Sharn-igon knew that this would be his last molt, terribly premature, agonizing, fruitless. He would never experience the satisfying itch of his new carapace as it hardened and stretched over the soft inner pulp, never feel the sexual stirring of the newly shelled and embark on the quick conquest of a female with a he-mate. As the Poison Ghosts Above zoomed in toward the camp, he tried to warn these new allies.
But they were deaf to the brilliant sounds from over the trees, deaf to his warnings.
The pain was too much.
It had been his intention to assist them in killing each other to the maximum extent possible, and then to kill the survivors himself. But perhaps he had done all the assisting he would ever do. The agony of his new shell, already beginning to crack again, tormented his thoughts. The blinding sounds of the aircraft and the explosions dazed him.
There was only one Poison Ghost left that he could kill. It would have to be enough. He raised himself on his pitifully soft-shelled limbs, leaned forward, and crashed down on top of her just as the soft, deadly tongue of the flamethrower licked at them both.
By then the whole camp was firing at the aircraft — or that much of it that was still able to fire. But the planes were out of reach. They hung out over the water, a kilometer and more away, the helicopter dancing lightly, the STOL turning in small circles, and did not return to the attack.
The next assault came from another place.
A scream from one of the machine-gun pits, and the two soldiers in it were down, ripped to shreds. Out of the pit came a long, limber, black shape wearing tiny goggles and racing on its dozen limbs to the nearest knot of humans; and another behind him, and another.
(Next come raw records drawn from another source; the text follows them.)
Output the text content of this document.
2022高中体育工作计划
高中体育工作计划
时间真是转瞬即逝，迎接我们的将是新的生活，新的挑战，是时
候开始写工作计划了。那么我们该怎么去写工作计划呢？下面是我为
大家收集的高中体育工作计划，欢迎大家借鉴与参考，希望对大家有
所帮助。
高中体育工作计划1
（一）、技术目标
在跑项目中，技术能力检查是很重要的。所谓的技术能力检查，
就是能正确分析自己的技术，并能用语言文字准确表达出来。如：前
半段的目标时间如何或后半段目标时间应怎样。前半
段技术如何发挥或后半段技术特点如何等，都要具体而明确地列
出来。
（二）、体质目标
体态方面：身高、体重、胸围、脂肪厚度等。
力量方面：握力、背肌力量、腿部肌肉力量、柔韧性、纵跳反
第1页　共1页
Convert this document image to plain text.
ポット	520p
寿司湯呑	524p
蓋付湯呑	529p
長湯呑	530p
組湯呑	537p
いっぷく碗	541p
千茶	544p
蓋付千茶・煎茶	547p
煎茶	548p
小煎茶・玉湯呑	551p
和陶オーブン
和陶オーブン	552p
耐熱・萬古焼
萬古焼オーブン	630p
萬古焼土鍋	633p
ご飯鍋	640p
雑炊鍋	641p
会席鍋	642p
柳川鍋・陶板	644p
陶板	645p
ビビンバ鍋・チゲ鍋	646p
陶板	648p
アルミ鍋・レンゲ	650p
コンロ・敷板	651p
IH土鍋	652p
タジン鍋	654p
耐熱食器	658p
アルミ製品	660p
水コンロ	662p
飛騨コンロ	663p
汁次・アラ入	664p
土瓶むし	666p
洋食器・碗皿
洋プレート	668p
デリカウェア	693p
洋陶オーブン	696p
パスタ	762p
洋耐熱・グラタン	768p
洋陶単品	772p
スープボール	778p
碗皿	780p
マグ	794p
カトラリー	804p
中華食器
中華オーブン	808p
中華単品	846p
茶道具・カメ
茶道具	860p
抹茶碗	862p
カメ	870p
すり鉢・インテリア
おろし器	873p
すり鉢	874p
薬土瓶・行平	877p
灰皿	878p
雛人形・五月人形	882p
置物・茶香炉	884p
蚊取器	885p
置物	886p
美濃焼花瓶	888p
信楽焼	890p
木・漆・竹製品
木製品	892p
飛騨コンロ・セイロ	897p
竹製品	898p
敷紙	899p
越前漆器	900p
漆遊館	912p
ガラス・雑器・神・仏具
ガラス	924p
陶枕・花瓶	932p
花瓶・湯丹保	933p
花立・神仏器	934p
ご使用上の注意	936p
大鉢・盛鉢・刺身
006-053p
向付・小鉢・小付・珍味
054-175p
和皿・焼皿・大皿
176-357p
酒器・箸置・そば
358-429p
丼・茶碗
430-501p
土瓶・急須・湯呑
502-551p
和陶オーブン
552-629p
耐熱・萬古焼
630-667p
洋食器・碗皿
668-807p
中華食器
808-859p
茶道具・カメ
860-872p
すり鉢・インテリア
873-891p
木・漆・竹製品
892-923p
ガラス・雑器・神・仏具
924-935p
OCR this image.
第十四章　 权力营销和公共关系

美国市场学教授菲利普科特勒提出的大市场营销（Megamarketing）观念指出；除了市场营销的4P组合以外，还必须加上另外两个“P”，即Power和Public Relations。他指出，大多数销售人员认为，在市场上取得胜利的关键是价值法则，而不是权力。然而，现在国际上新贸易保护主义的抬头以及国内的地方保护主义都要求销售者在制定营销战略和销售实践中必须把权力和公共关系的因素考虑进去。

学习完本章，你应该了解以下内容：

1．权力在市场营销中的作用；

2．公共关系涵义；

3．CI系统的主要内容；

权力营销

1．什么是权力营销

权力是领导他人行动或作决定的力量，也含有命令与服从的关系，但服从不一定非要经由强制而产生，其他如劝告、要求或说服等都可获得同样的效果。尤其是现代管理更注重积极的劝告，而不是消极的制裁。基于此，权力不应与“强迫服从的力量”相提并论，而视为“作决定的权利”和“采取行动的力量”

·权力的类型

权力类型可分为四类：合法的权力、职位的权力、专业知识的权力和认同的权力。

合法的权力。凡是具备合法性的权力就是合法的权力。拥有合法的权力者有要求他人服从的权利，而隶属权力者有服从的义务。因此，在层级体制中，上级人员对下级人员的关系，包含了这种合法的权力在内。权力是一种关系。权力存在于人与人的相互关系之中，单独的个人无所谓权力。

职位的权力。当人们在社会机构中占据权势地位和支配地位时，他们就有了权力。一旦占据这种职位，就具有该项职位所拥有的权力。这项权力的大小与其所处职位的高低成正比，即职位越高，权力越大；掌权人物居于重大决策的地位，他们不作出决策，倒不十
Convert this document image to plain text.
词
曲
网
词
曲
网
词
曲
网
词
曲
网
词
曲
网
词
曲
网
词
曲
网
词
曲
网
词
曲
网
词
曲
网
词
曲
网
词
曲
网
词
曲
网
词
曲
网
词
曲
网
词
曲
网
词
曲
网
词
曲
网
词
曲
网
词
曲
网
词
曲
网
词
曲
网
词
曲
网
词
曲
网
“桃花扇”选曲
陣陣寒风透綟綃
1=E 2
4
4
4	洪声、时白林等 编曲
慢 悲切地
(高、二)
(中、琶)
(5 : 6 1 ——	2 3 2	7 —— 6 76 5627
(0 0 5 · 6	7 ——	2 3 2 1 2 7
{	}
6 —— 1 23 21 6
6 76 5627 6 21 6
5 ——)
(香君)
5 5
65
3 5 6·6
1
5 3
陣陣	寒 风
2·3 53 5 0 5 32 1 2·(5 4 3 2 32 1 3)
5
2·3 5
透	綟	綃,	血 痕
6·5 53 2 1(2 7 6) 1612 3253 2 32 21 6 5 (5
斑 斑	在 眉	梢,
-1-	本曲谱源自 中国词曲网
The burrowers managed to kill more than ten of the survivors. But that was all. Even with the sunglasses they were no match for trained human soldiers on the surface of the planet. If the planes had continued their attack — but they didn’t. The human defenders quickly rallied, and at the end there were fifty burrowers stretched out on the ground, soiling the sand with their watery black blood. No more came because there were no more in the nest to come. That burrow had been wiped out.
Dan Dalehouse stood peering out over the sea while one of Cheech Arkashvili’s assistants bandaged a deep gash on his arm. The planes were gone. In the middle of everything, they had quietly flown down the coastline and away.
“And why didn’t they finish us off?” he asked.
There was no answer.
TWENTY-ONE
BY THE TIME they found Margie Menninger, still alive, the fight was long over and the camp was almost functioning again.
She had lain under the dead and stinking Krinpit for more than two hours, stunned, half-suffocated, unable to shift the gross dead weight on top of her, her limbs twisted painfully but unhurt. Like the djinn in the bottle, at first she would have given a king’s ransom to her rescuer. When they finally heard her sand-gagged attempts at a bellow and dug her out, what she wanted to give was death.